The role of adaptive immunity in Parkinson's pathology following traumatic brain injury

Abstract

Traumatic brain injury (TBI) increases the risk of Parkinson's disease (PD) development later in life, but the molecular and cellular mechanisms are unknown driving this relationship. A single, mild brain injury can activate both resident and peripheral neuroinflammatory signaling pathways that are similarly activated in the brains of PD patients, likely increasing susceptibility to neurodegeneration. Previous studies have demonstrated that specific subtypes of T cells mediate inflammation in preclinical models of PD in response to the neurotoxic accumulation of alpha synuclein. Certain T cell populations are also known to be activated and recruited to the brain parenchyma at subacute timepoints post-brain injury, and can persist chronically, negatively impacting TBI outcome. Using models of both murine TBI and PD, we evaluated how a pre-existing neuroinflammatory event may exacerbate PD-associated pathologies and behavior.

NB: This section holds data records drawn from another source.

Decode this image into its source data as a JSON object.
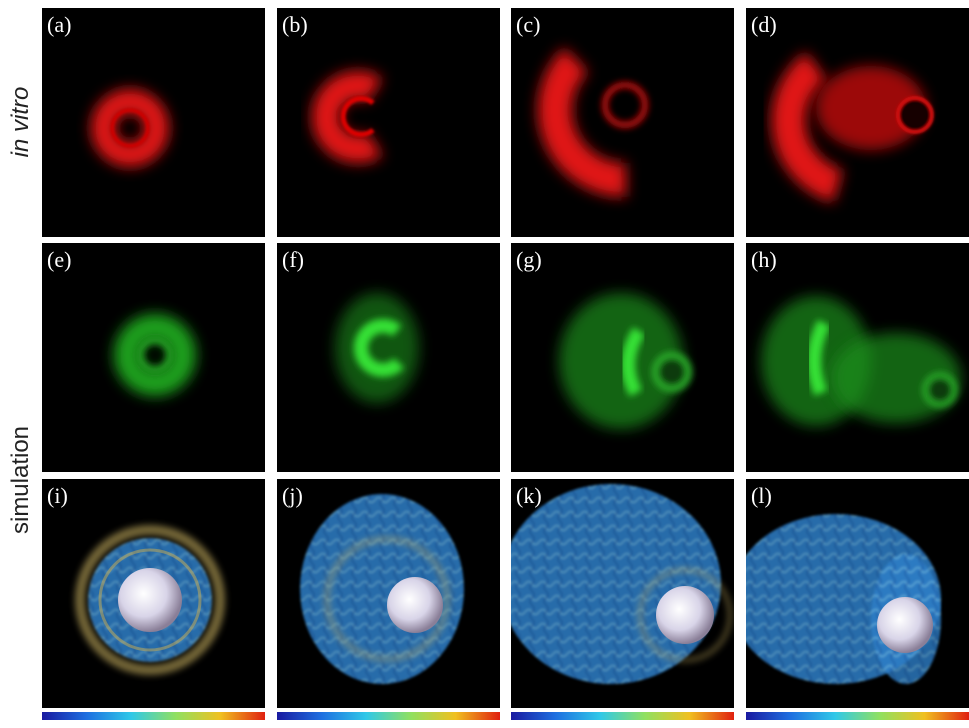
{
  "row_labels": {
    "top": "in vitro",
    "bottom": "simulation"
  },
  "panels": [
    "(a)",
    "(b)",
    "(c)",
    "(d)",
    "(e)",
    "(f)",
    "(g)",
    "(h)",
    "(i)",
    "(j)",
    "(k)",
    "(l)"
  ]
}
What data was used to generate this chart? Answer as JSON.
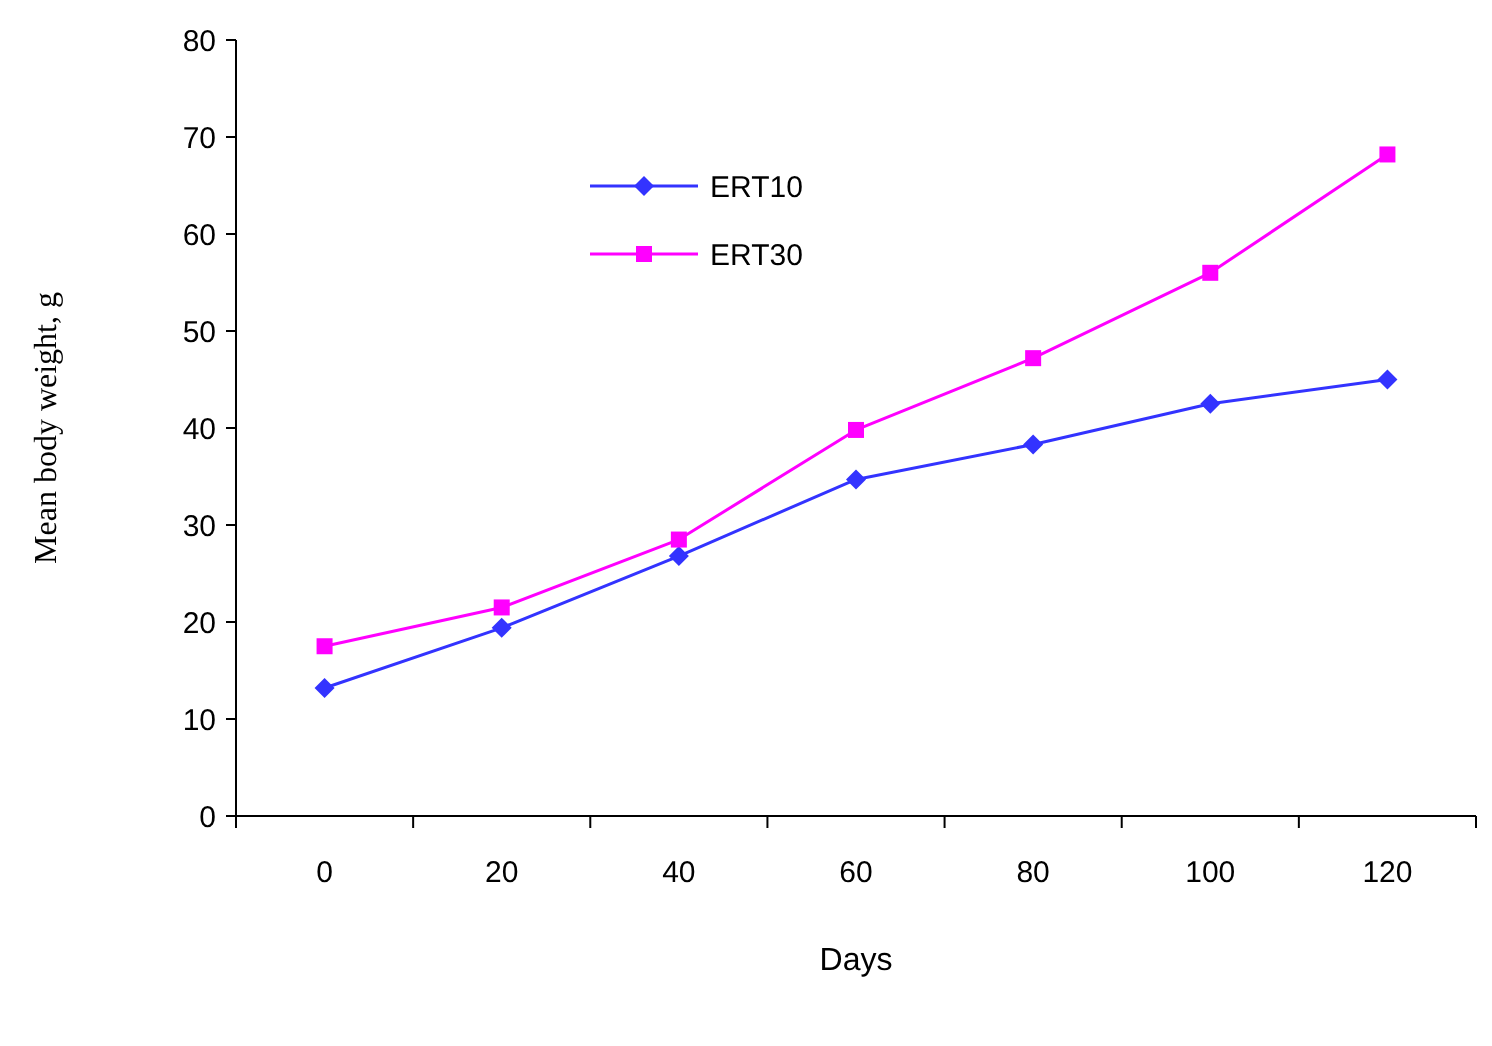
{
  "chart_data": {
    "type": "line",
    "xlabel": "Days",
    "ylabel": "Mean body weight, g",
    "categories": [
      "0",
      "20",
      "40",
      "60",
      "80",
      "100",
      "120"
    ],
    "series": [
      {
        "name": "ERT10",
        "color": "#3333ff",
        "values": [
          13.2,
          19.4,
          26.8,
          34.7,
          38.3,
          42.5,
          45.0
        ],
        "marker": "diamond"
      },
      {
        "name": "ERT30",
        "color": "#ff00ff",
        "values": [
          17.5,
          21.5,
          28.5,
          39.8,
          47.2,
          56.0,
          68.2
        ],
        "marker": "square"
      }
    ],
    "ylim": [
      0,
      80
    ],
    "yticks": [
      0,
      10,
      20,
      30,
      40,
      50,
      60,
      70,
      80
    ],
    "grid": false,
    "legend": "top left",
    "line_style": "solid"
  }
}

Our transcriptomic analysis of mRNA from purified dopaminergic neurons of mice 90 days post mild TBI (mTBI) revealed upregulation of genes related to neuroinflammation, peripheral immune signaling, and IFN-, in addition to dysregulation of genes known to play a role in PD. Quantification of dopaminergic neurons in the substantia nigra showed significant cell death at 90 days post-injury compared to sham controls, with associated alterations in striatal neurotransmitter levels, like dopamine, leading to behavioral phenotypes. At that same time point, CD8+ T cells are present throughout the brain and around the substantia nigra. When mTBI is induced 30 days prior to induction of PD-associated pathologies via intrastriatal injections of alpha synuclein preformed-fibrils, a similar susceptibility of DA neurons is observed, in addition to an increased severity in alpha synuclein propagation. To examine the role of adaptive immunity in these outcomes, Rag2 KO mice were exposed to the same experimental conditions and displayed significant neuroprotection of the DA neuron population compared to wildtype animals. Taken together, these findings indicate the possibility of a sustained peripheral immune cell infiltration after injury and could support a complex, persistent, and detrimental crosstalk between both resident and peripheral immune cells which negatively affects DA neurons.